Events at Physics
Events on Tuesday, October 18th, 2011
- Chaos & Complex Systems Seminar
- Algorithmic music composition - Philosophy, methods, implications, and possible applications
- Time: 12:05 pm
- Place: 4274 Chamberlin
- Speaker: Dave Smith, UW Space Science and Engineering Center
- Abstract: Most modern music composition methods are based on the music of previous successful artists, like Mozart, the sonification of complex data sets and mathematical processes, or by combining a large number of manipulation methods and searching for interesting sounds....
My approach is drawn more from cognitive science - determining what types of coherence we can recognize, and presenting these as structure, content and boundaries. One advantage of this approach is that the resultant music can be well defined in both cognitive and aesthetic domains....

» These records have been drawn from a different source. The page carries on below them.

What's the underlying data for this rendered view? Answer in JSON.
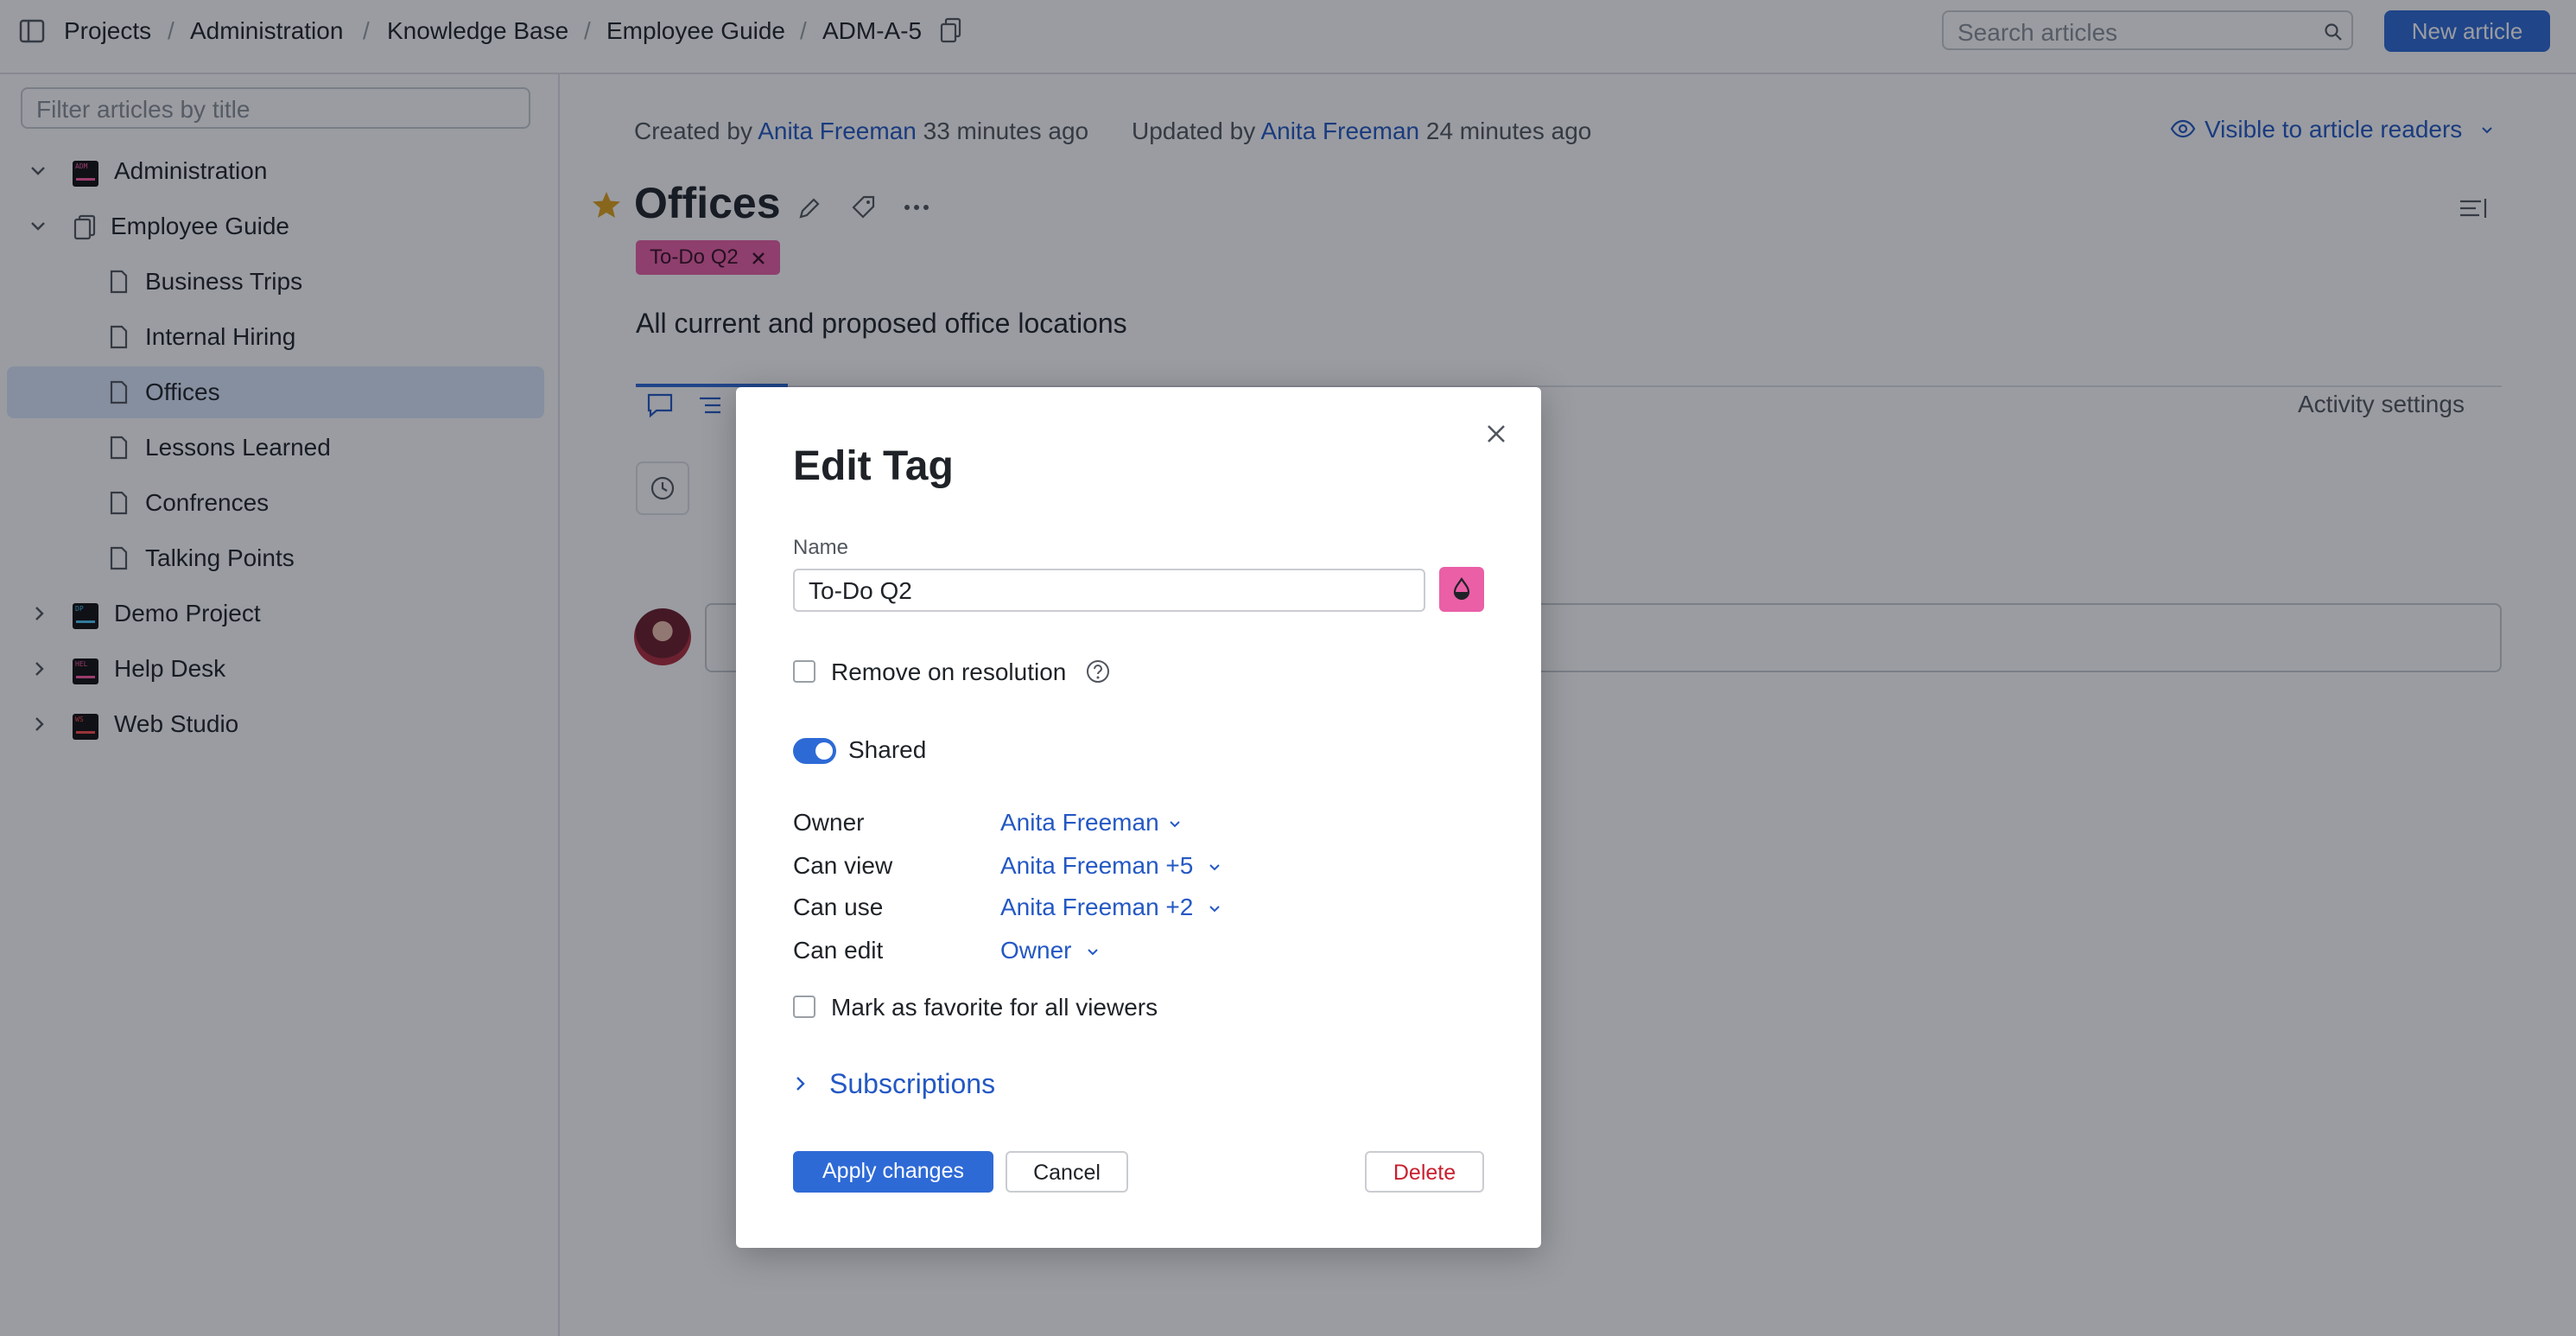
{
  "breadcrumb": {
    "items": [
      "Projects",
      "Administration",
      "Knowledge Base",
      "Employee Guide",
      "ADM-A-5"
    ],
    "separator": "/"
  },
  "search": {
    "placeholder": "Search articles"
  },
  "header": {
    "new_article_label": "New article"
  },
  "sidebar": {
    "filter_placeholder": "Filter articles by title",
    "items": [
      {
        "label": "Administration",
        "icon": "project-icon",
        "code": "ADM"
      },
      {
        "label": "Employee Guide",
        "icon": "document-icon"
      },
      {
        "label": "Business Trips",
        "icon": "page-icon"
      },
      {
        "label": "Internal Hiring",
        "icon": "page-icon"
      },
      {
        "label": "Offices",
        "icon": "page-icon",
        "selected": true
      },
      {
        "label": "Lessons Learned",
        "icon": "page-icon"
      },
      {
        "label": "Confrences",
        "icon": "page-icon"
      },
      {
        "label": "Talking Points",
        "icon": "page-icon"
      },
      {
        "label": "Demo Project",
        "icon": "project-icon",
        "code": "DP"
      },
      {
        "label": "Help Desk",
        "icon": "project-icon",
        "code": "HEL"
      },
      {
        "label": "Web Studio",
        "icon": "project-icon",
        "code": "WS"
      }
    ]
  },
  "article": {
    "created_prefix": "Created by",
    "created_by": "Anita Freeman",
    "created_ago": "33 minutes ago",
    "updated_prefix": "Updated by",
    "updated_by": "Anita Freeman",
    "updated_ago": "24 minutes ago",
    "visibility": "Visible to article readers",
    "title": "Offices",
    "tag": "To-Do Q2",
    "summary": "All current and proposed office locations",
    "activity_settings": "Activity settings"
  },
  "dialog": {
    "title": "Edit Tag",
    "name_label": "Name",
    "name_value": "To-Do Q2",
    "remove_on_resolution": "Remove on resolution",
    "shared_label": "Shared",
    "shared_on": true,
    "permissions": [
      {
        "label": "Owner",
        "value": "Anita Freeman"
      },
      {
        "label": "Can view",
        "value": "Anita Freeman +5"
      },
      {
        "label": "Can use",
        "value": "Anita Freeman +2"
      },
      {
        "label": "Can edit",
        "value": "Owner"
      }
    ],
    "favorite_label": "Mark as favorite for all viewers",
    "subscriptions_label": "Subscriptions",
    "apply_label": "Apply changes",
    "cancel_label": "Cancel",
    "delete_label": "Delete"
  },
  "colors": {
    "accent": "#2e6ad6",
    "link": "#2458c4",
    "tag": "#ea5fa6",
    "delete": "#c8202f",
    "star": "#e0a21b"
  }
}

In the larger (non-musical) view, by looking at these methods as mechanisms for coping with chaotic and complex phenomena, we end up with a rough map of consciousness which brings surprising questions about our knowledge and educational systems.... For example: How do "what we like" and "what we know" interact?... How do classification systems compete with non-discrete phenomena?
And some groovy music!
- Host: Clint Sprott
- Astronomy Colloquium
- Special Astronomy Colloquium
- "Sample formation and AGN Outflows in a Sample of Local AGN's"
- Time: 3:30 pm - 5:00 pm
- Place: 4421 Sterling Hall
- Speaker: Lisa Winter, University of Colorado
- Abstract: While feedback from the central supermassive black hole likely affects the host galaxy evolution in the distant universe, through suppressing star formation, we can not directly observe these processes at work. We can, however, easily observe the host galaxy and AGN properties of nearby sources. To understand the outflow and host galaxy properties in a local sample of AGN, we present our results from optical and X-ray spectroscopic follow-ups of a sample of 50 Seyfert 1s detected in the very hard X-rays (14-195 keV) with the Swift Burst Alert Telescope. Due to the high energy selection, this survey is largely unbiased to the gas and dust which obscures softer bands. We find that outflows are detected in a majority of the sample and may be present in all local Seyfert 1s. We investigate how these outflows affect their host galaxies through searching for correlations between star formation rate and both accretion rate and outflow strength.